Satoru Iwata, the late Nintendo chief executive, died in July 2015, and though many retrospectives and obituaries have been written since then, few are as comprehensive as this reflection on his career by Did You Know Gaming? now emerging as the premier archivist of console video game culture.

Iwata famously ascended to Nintendo's big chair in 2002 more as a games developer than a salesman or business administrator. He succeeded Hiroshi Yamauchi, who had been president of the company since 1949, and was the first chief executive not related to that family. He presided over the 2004 debut of the DS line and the 2006 launch of the Wii, both of which somehow elevated Nintendo's name in Western mainstream culture beyond the standard it had already set with the NES, SNES and Nintendo 64. As buck-chasing investors rubbed their hands in anticipation of huge paydays, Iwata remained steadfast in his commitment to Nintendo's toymaking culture of joyful and sentimental experiences, even if that alienated those chasing higher short-term monetary goals.
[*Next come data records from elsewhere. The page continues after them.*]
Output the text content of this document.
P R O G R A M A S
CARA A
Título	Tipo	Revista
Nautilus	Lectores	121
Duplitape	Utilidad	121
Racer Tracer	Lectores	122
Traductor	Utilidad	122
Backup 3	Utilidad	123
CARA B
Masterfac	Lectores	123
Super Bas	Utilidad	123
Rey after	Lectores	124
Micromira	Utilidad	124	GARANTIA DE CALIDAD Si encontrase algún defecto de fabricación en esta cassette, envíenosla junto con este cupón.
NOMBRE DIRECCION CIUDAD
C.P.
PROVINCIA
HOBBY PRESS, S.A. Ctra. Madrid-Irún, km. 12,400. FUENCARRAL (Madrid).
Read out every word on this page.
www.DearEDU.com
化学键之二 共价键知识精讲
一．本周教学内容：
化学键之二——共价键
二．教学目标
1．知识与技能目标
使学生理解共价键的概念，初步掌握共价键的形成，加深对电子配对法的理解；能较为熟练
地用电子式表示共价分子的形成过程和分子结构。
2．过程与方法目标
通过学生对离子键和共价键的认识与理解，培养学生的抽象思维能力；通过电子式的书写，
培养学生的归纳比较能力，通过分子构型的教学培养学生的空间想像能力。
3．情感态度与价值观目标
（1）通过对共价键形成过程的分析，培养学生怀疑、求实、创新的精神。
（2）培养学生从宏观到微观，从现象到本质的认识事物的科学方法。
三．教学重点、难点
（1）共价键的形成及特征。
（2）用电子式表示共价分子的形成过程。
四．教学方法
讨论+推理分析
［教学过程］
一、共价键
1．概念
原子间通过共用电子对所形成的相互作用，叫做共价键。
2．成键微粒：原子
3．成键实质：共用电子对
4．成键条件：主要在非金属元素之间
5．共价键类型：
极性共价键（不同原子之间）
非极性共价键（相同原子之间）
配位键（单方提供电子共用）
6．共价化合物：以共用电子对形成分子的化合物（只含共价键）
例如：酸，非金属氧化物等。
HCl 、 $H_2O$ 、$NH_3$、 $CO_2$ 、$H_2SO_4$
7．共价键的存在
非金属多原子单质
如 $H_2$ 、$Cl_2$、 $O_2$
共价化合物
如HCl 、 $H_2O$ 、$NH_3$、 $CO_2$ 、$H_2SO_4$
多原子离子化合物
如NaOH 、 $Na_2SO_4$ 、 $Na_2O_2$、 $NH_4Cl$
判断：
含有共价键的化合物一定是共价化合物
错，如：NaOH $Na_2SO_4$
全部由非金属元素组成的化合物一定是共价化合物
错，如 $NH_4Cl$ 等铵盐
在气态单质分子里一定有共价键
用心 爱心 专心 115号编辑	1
Few brands, gaming or otherwise, rate such loyalty and trust, or jealousy among their competitors. In many ways Nintendo and its diehards still are right, in principle, even if company's beautiful, well designed platforms are today mainly walled gardens for its own ecosystem of characters and the canons they inhabit. And only today are we are seeing the Nintendo awaken to the power and reach of mobile devices.
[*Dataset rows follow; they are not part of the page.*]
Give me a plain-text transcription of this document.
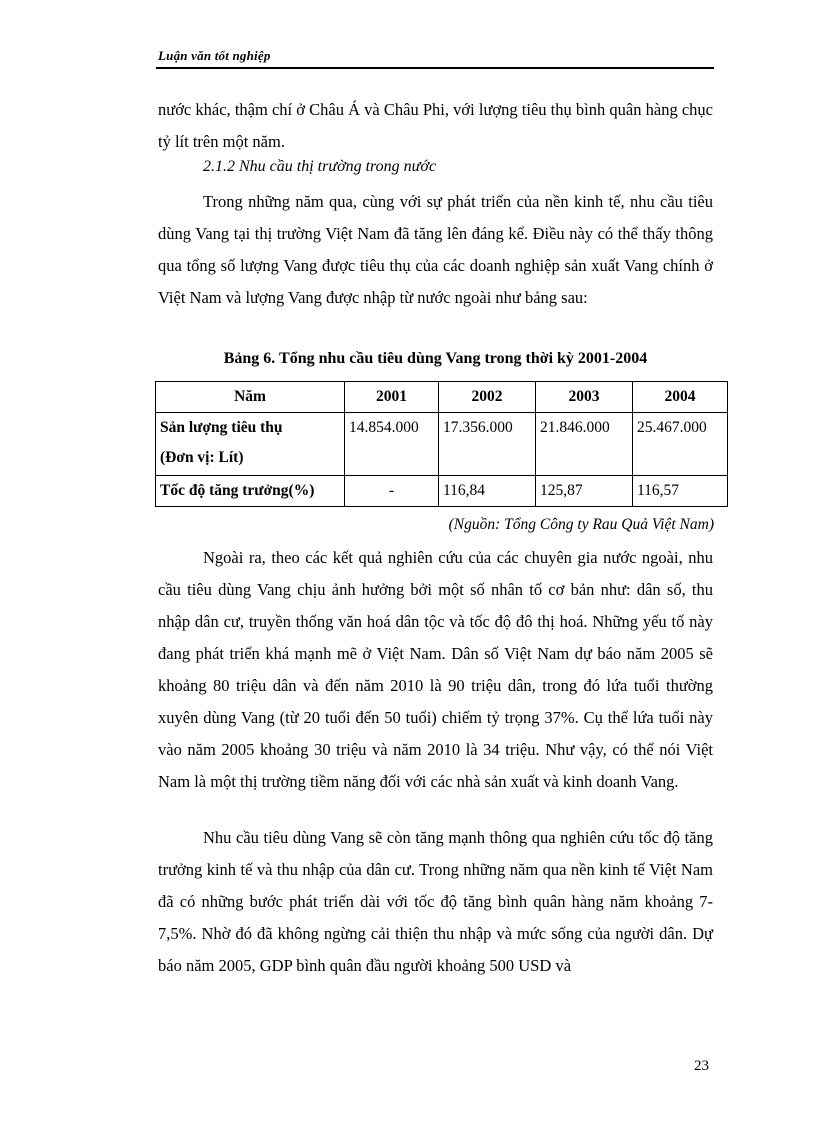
Luận văn tốt nghiệp

nước khác, thậm chí ở Châu Á và Châu Phi, với lượng tiêu thụ bình quân hàng chục tỷ lít trên một năm.

2.1.2 Nhu cầu thị trường trong nước

Trong những năm qua, cùng với sự phát triển của nền kinh tế, nhu cầu tiêu dùng Vang tại thị trường Việt Nam đã tăng lên đáng kể. Điều này có thể thấy thông qua tổng số lượng Vang được tiêu thụ của các doanh nghiệp sản xuất Vang chính ở Việt Nam và lượng Vang được nhập từ nước ngoài như bảng sau:

Bảng 6. Tổng nhu cầu tiêu dùng Vang trong thời kỳ 2001-2004
Năm	2001	2002	2003	2004

Sản lượng tiêu thụ
(Đơn vị: Lít)	14.854.000	17.356.000	21.846.000	25.467.000
Tốc độ tăng trưởng(%)	-	116,84	125,87	116,57
(Nguồn: Tổng Công ty Rau Quả Việt Nam)

Ngoài ra, theo các kết quả nghiên cứu của các chuyên gia nước ngoài, nhu cầu tiêu dùng Vang chịu ảnh hưởng bởi một số nhân tố cơ bản như: dân số, thu nhập dân cư, truyền thống văn hoá dân tộc và tốc độ đô thị hoá. Những yếu tố này đang phát triển khá mạnh mẽ ở Việt Nam. Dân số Việt Nam dự báo năm 2005 sẽ khoảng 80 triệu dân và đến năm 2010 là 90 triệu dân, trong đó lứa tuổi thường xuyên dùng Vang (từ 20 tuổi đến 50 tuổi) chiếm tỷ trọng 37%. Cụ thể lứa tuổi này vào năm 2005 khoảng 30 triệu và năm 2010 là 34 triệu. Như vậy, có thể nói Việt Nam là một thị trường tiềm năng đối với các nhà sản xuất và kinh doanh Vang.

Nhu cầu tiêu dùng Vang sẽ còn tăng mạnh thông qua nghiên cứu tốc độ tăng trưởng kinh tế và thu nhập của dân cư. Trong những năm qua nền kinh tế Việt Nam đã có những bước phát triển dài với tốc độ tăng bình quân hàng năm khoảng 7-7,5%. Nhờ đó đã không ngừng cải thiện thu nhập và mức sống của người dân. Dự báo năm 2005, GDP bình quân đầu người khoảng 500 USD và

23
But if Nintendo was slow to jump on the latest bandwagon— Facebook gaming, hell, does anyone remember that? — its name has remained uniquely evocative of a high-quality, singular type of fun, surrounded by personalities that are the equal of the animation stables at Disney or Warner Bros. And they are, still, the kind of games Satoru Iwata strove to build as a developer, and the kind of games that gave him the moral right to hand someone a business card that said "corporate president" while saying he was, honestly, a video gamer at heart.